Ponsonby Road was lit up in every colour of the rainbow for the Pride Parade.
More than 3500 people took part in the annual parade – including Prime Minister Jacinda Ardern – while tens of thousands of people lined the street to watch the action.
Ardern launched the parade by cutting the last of several rainbow ribbons shortly before 7.30pm.
She became the first Prime Minister to walk in the event, marching alongside the Labour Party's red caravan.
Onlookers were treated to a series of colourful floats – some pumping out classic disco tracks.
Among those taking in the action was Aucklander Jan Hannah who described the event as "fun ... it's full of colour".
Mother and daughter Chris and Rachel Breeden said they had become regulars at the Auckland parade.
They used to live in a hyper conservative town in Pennsylvania where protesters picketed any gay friendly events.
But there was no such problems at Pride.
"I'm just so happy we can celebrate and there are no protesters here, nothing negative. It's amazing," Rachel said.
Poodles in pink tutus and pugs with rainbow scarves tied around their collars illicited a few cheers from the crowd, but it was the airforce's brass band rendition of The Saints Go Marching In that got the loudest applause.
As the sun started to set, Kiwi singer Ladyhawke started her performance on the back of an Air New Zealand truck.
A one-of-a-kind, rainbow-coloured police patrol car made its debut, flanked by Police Commissioner Mike Bush. Police dogs, horses and motorbikes also featured.
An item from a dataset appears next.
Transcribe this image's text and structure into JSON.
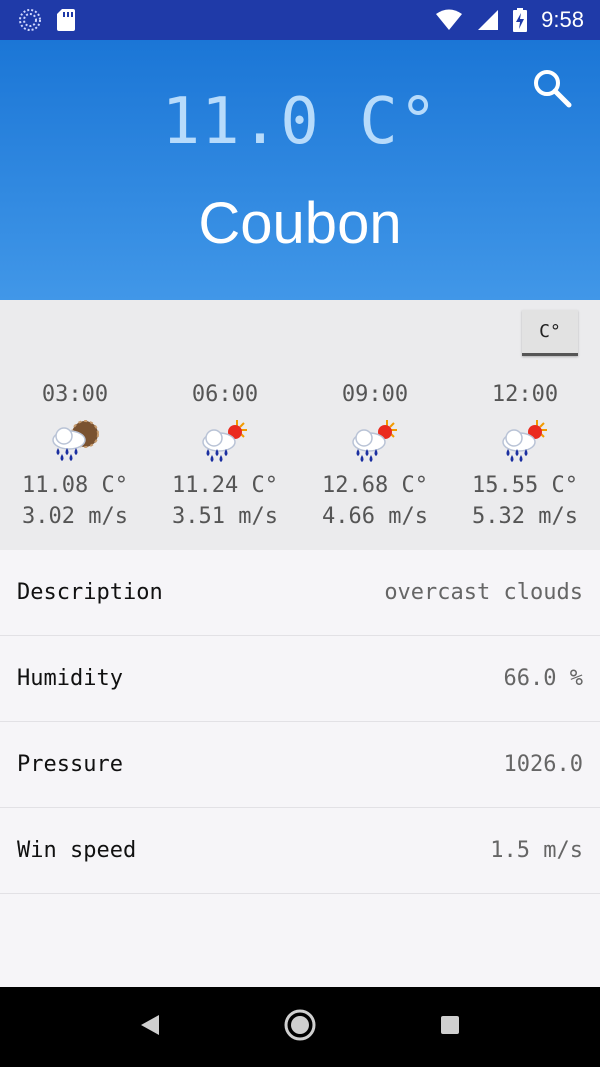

Bush posted on social media before the parade started: "Great to see the turnout for the 2018 pride parade, we are really appreciating the community support."
And, New Zealand Rugby also had its own float for the first time.
And it was a night to remember for Sinead O'Connell and Victoria Envy who wed in front of spectators on celebrant group the Glitter Squad's float.
The theme for this year's Pride Parade was peace, love and unity and the event came at a time of escalate global unrest and human rights breaches, organisers said before the event.
Parade producer Shaughan Woodcock also said it was "very exciting" to have Ardern taking part.
"The overall message is that we are being led by a progressive government, a government that stands for all groups not just some," Woodcock said.
"It also sends a very clear message outside of New Zealand that New Zealand is leading the way around basic human rights and human rights for our rainbow community, and that it is time for the other countries to step up."
Ardern earlier said she couldn't remember how many times she had walked in the parade before becoming Prime Minister but that it had been enough "to know I feel enormously proud that it's an annual event".